# Lesson 6

What about Other Bases?

Let’s explore exponent patterns with bases other than 10.

### Problem 1

Priya says “I can figure out $$5^0$$ by looking at other powers of 5. $$5^3$$ is 125, $$5^2$$ is 25, then $$5^1$$ is 5.”

1. What pattern do you notice?
2. If this pattern continues, what should be the value of $$5^0$$? Explain how you know.
3. If this pattern continues, what should be the value of $$5^{\text-1}$$? Explain how you know.

### Problem 2

Select all the expressions that are equivalent to $$4^{\text-3}$$.

A:

-12

B:

$$2^{\text-6}$$

C:

$$\frac{1}{4^3}$$

D:

$$\left(\frac{1}{4}\right) \boldcdot \left(\frac{1}{4}\right) \boldcdot \left(\frac{1}{4}\right)$$

E:

12

F:

$$(\text-4) \boldcdot (\text-4) \boldcdot (\text-4)$$

G:

$$\frac{8^{\text-1}}{2^2}$$

### Problem 3

Write each expression using a single exponent.

1. $$\frac{5^3}{5^6}$$
2. $$(14^3)^6$$
3. $$8^3 \boldcdot 8^6$$
4. $$\frac{16^6}{16^3}$$
5. $$(21^3)^{\text-6}$$

### Problem 4

Andre sets up a rain gauge to measure rainfall in his back yard. On Tuesday, it rains off and on all day.

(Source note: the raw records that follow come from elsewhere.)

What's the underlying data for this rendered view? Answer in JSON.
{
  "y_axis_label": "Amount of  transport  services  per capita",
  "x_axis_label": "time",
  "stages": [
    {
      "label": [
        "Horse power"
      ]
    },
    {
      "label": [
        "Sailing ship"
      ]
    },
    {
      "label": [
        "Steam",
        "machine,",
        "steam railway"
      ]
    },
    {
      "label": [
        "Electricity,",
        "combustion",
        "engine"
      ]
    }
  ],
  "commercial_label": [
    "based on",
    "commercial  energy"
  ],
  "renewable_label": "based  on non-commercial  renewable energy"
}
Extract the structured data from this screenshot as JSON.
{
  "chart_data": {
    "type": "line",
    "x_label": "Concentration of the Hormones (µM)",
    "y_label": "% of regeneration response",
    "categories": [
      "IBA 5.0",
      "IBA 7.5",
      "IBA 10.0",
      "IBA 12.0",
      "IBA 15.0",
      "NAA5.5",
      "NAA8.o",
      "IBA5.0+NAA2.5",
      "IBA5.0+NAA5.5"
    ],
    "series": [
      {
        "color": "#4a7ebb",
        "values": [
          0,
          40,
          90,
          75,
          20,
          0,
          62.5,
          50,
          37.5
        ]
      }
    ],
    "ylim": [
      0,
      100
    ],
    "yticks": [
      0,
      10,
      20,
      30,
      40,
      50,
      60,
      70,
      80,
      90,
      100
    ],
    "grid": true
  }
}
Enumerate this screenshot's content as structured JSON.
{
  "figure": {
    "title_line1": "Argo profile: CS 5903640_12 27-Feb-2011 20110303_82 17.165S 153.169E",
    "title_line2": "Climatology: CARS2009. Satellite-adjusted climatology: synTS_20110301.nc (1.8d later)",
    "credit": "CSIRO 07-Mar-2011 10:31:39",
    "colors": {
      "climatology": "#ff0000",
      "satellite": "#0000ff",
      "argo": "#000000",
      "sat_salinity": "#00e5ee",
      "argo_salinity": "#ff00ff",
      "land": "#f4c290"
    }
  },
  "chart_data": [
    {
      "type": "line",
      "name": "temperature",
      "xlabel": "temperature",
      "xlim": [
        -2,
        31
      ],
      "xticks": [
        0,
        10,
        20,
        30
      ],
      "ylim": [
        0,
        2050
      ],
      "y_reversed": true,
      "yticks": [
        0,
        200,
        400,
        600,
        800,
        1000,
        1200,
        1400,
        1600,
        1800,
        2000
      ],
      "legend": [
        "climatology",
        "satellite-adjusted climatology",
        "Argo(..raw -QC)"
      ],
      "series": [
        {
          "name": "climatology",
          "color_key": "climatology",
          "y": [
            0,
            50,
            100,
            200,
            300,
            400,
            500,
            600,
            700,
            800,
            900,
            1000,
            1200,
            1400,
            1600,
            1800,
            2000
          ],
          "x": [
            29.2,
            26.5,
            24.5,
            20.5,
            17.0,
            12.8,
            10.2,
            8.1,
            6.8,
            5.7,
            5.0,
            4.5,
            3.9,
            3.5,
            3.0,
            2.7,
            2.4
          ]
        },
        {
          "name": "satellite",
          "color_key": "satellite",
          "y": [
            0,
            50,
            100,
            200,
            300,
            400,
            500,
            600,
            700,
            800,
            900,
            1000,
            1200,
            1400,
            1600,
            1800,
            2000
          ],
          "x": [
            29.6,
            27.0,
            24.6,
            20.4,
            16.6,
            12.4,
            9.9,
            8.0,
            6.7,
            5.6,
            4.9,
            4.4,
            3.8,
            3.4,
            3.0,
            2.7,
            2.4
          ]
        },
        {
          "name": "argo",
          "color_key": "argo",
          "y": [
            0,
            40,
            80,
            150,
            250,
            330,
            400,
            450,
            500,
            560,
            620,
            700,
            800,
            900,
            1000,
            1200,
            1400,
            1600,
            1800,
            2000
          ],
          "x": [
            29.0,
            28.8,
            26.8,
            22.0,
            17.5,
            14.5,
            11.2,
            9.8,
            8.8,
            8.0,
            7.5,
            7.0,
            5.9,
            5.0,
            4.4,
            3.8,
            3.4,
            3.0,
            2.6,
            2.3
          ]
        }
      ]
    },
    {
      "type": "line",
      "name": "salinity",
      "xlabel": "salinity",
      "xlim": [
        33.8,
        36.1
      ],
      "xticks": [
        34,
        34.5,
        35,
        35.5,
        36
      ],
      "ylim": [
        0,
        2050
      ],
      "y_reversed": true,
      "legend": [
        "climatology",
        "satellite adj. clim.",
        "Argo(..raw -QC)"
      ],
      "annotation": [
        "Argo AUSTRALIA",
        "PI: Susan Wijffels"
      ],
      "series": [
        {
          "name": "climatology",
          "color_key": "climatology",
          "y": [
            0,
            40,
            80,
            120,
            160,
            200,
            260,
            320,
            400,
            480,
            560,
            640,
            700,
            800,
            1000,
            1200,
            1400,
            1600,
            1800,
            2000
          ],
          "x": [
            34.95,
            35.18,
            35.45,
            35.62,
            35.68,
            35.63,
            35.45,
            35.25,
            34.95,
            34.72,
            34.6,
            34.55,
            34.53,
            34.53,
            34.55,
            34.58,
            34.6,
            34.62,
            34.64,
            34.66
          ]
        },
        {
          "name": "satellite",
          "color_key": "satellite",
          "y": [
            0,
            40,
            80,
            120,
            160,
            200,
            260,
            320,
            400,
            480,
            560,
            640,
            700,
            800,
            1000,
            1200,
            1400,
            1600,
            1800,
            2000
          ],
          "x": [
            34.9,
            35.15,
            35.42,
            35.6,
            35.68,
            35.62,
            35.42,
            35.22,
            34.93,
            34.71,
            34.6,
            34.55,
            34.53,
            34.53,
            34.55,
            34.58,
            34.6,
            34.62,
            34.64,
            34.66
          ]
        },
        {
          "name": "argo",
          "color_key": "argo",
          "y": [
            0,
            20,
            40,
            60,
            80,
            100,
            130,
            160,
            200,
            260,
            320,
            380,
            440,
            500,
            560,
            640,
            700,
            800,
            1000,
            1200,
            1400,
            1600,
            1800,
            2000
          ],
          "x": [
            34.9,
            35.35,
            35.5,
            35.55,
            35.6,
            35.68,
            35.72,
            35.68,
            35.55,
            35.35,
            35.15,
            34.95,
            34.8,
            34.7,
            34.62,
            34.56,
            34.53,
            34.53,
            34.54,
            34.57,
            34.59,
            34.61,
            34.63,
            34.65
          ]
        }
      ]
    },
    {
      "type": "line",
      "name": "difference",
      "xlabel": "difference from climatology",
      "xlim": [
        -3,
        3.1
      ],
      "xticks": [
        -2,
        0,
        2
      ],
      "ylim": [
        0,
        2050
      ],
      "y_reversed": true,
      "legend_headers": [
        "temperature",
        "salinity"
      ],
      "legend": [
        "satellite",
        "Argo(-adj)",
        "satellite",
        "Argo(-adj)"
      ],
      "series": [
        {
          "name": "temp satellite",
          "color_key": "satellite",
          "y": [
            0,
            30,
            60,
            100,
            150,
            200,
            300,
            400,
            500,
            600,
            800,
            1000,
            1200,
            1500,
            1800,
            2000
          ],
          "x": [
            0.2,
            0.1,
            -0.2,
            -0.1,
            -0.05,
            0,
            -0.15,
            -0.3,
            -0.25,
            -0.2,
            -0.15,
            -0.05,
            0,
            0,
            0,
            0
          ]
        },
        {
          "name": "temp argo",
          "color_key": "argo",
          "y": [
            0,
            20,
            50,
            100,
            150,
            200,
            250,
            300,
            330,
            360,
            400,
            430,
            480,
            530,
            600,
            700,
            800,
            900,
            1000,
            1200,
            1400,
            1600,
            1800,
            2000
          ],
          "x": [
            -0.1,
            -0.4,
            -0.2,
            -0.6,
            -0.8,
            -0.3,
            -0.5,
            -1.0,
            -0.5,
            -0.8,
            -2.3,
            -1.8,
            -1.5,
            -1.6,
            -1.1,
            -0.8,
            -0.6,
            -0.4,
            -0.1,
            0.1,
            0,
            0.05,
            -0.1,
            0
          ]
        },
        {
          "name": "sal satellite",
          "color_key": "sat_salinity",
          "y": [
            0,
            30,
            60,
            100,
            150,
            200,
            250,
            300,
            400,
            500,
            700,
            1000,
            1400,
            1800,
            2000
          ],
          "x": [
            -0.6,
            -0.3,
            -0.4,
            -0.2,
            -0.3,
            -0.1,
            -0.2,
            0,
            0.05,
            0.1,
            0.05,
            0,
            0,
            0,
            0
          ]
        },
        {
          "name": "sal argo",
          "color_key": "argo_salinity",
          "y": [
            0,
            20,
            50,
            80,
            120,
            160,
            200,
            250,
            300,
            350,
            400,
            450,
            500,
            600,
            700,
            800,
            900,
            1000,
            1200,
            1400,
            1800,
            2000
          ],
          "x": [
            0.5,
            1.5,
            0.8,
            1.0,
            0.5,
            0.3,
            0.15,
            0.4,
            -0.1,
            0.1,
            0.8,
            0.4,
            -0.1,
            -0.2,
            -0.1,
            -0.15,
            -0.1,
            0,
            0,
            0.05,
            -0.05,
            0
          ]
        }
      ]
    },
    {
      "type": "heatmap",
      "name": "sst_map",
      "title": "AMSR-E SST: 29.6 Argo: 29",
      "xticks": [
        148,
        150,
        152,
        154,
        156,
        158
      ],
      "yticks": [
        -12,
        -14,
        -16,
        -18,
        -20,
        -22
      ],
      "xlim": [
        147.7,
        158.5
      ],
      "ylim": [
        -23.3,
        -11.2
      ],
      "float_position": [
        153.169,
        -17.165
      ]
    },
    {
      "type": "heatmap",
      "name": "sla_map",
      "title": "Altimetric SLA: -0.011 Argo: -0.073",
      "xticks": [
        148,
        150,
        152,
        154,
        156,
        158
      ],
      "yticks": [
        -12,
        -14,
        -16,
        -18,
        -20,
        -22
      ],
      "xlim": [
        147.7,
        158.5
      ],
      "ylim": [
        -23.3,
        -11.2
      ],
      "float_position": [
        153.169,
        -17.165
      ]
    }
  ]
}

• He starts at 10 a.m. with an empty gauge when it starts to rain.
• Two hours later, he checks, and the gauge has 2 cm of water in it.
• It starts raining even harder, and at 4 p.m., the rain stops, so Andre checks the rain gauge and finds it has 10 cm of water in it.
• While checking it, he accidentally knocks the rain gauge over and spills most of the water, leaving only 3 cm of water in the rain gauge.
• When he checks for the last time at 5 p.m., there is no change.

Graph A

Graph B

1. Which of the two graphs could represent Andre’s story? Explain your reasoning.
2. Label the axes of the correct graph with appropriate units.
3. Use the graph to determine how much total rain fell on Tuesday.